Hi there,

I’m playing with the idea of logspline density estimation in Stan. See these notes (http://www.econ.uiuc.edu/~roger/courses/574/lectures/L18.pdf) for a reasonably non-technical explanation. The idea is that given a sample X = \left(X_1, \ldots, X_n\right), we estimate their density f by exponentiating a linear combination of B-spline basis functions:

f(x) = \frac{\exp{\sum_{j=1}^P \theta_j B_j(t)}}{c(\theta)},

with normalizing constant c(\theta) = \int \exp{\sum_{j=1}^P \theta_j B_j(t)}\mathrm{d}t. Presumably the Stan code would be something like this:

```
data{
int n; //Size of X-sample
int P; //Dimensionality of spline basis
matrix[n, P] B; //Basis function evaluations at sample X-points
parameters{
vector[P] theta; //Spline coefficients
... //Other smoothing stuff
}
model {
target += B*theta - log(c);
... //Suitable priors for theta and other smoothing stuff
}
```

The challenge is with \log(c(\theta)). Although it is a “normalizing constant” for the density, it is *not* constant with respect to the parameters \theta and so I think it must be included in the log posterior.
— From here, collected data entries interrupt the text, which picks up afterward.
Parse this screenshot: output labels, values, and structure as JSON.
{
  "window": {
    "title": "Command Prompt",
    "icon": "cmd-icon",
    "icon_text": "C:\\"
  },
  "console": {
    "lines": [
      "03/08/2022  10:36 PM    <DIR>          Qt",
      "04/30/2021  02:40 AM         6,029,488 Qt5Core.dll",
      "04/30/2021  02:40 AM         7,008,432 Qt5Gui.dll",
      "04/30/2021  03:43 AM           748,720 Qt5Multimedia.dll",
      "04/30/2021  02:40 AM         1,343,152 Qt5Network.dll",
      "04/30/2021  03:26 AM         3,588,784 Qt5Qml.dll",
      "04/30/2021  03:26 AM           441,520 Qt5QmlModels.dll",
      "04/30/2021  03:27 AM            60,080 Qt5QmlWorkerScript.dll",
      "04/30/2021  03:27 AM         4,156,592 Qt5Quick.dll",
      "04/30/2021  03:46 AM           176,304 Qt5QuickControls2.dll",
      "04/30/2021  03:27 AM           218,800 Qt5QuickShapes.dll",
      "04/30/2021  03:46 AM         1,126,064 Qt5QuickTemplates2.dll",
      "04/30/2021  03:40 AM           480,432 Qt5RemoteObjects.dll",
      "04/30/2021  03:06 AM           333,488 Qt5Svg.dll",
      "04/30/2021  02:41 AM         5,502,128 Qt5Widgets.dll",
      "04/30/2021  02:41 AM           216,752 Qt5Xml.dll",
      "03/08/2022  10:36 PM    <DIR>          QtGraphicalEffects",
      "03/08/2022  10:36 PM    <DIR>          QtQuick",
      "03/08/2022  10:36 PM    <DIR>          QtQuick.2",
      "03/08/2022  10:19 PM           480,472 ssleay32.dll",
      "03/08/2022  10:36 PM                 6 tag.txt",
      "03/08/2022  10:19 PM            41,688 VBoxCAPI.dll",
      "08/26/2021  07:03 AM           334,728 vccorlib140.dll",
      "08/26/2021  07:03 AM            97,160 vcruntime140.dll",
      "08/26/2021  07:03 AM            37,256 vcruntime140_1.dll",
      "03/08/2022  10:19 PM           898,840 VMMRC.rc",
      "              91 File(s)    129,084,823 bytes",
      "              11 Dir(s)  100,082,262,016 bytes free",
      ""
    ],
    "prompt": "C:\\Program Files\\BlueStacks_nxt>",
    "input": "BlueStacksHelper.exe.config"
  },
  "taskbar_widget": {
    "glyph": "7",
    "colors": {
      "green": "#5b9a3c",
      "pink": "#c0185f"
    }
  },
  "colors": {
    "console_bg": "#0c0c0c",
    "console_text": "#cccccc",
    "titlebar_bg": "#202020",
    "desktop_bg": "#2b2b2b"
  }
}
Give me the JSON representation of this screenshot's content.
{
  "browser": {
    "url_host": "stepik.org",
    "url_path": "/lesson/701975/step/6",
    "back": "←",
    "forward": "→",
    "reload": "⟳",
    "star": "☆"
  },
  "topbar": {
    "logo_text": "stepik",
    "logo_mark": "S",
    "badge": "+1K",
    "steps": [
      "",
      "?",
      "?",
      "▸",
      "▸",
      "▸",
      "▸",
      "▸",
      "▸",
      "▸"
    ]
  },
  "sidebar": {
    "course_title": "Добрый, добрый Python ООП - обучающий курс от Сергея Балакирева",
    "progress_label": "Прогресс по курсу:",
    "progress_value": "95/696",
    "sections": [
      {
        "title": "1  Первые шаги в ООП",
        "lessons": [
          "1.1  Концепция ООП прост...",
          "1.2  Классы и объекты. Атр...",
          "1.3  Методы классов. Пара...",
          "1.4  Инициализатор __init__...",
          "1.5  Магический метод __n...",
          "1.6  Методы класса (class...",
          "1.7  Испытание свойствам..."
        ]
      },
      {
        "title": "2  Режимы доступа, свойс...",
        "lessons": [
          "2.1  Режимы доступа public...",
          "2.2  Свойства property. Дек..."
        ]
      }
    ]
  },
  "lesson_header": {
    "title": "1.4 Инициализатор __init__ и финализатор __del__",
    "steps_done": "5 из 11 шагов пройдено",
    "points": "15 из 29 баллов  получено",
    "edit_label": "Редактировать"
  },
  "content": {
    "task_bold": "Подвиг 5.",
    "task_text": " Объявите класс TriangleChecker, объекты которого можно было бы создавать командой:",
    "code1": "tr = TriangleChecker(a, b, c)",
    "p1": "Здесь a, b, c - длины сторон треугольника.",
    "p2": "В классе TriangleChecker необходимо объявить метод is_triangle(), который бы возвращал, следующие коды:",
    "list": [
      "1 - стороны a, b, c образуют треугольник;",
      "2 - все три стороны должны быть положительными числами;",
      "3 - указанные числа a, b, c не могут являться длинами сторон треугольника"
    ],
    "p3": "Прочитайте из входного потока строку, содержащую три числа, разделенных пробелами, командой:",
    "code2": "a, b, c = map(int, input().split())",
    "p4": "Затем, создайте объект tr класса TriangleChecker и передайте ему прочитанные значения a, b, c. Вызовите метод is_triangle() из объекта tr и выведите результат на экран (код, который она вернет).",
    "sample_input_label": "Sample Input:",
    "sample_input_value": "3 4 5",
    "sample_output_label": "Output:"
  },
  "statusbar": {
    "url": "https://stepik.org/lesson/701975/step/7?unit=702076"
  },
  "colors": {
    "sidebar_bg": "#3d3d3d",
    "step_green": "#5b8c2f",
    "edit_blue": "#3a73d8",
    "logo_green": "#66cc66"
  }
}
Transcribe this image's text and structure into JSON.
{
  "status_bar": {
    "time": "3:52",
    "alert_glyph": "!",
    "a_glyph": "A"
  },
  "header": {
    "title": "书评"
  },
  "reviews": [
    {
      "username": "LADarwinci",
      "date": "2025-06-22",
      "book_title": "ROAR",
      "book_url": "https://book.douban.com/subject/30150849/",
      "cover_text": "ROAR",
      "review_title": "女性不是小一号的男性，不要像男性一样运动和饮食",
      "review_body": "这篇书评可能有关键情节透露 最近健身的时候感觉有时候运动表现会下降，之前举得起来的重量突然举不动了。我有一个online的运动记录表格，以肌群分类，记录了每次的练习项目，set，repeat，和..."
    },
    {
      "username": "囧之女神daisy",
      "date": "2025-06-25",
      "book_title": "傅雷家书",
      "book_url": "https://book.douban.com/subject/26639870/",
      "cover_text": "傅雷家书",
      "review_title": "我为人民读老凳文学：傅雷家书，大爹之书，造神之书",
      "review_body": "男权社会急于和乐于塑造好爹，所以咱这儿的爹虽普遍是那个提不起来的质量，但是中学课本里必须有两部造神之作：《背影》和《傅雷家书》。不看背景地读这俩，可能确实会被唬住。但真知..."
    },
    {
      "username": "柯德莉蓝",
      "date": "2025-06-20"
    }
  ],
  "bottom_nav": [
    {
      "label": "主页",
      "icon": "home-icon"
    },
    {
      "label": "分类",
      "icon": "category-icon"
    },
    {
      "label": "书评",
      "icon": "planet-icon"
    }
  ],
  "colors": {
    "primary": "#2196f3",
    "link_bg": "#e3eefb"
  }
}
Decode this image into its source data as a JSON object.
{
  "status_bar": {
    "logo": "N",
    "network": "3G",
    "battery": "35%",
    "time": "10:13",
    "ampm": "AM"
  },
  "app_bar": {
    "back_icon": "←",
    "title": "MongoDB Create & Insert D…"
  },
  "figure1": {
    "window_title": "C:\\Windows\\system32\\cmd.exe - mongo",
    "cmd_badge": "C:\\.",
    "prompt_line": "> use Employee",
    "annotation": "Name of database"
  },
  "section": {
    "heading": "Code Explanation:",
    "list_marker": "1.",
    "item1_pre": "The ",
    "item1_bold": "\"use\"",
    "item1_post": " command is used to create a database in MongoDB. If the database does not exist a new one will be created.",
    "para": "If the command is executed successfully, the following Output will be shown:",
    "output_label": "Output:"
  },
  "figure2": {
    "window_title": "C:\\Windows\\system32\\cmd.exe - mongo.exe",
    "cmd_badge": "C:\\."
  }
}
However, it doesn’t have a closed form - presumably it should therefore be estimated numerically, but I’m not sure if there’s a way to do this efficiently. In particular I imagine the autodiff of the numerical approximation would be a mess.

Does anyone have any experience with this kind of model in Stan - or any kind of density estimation involving some normalizing function? Any insight is greatly appreciated.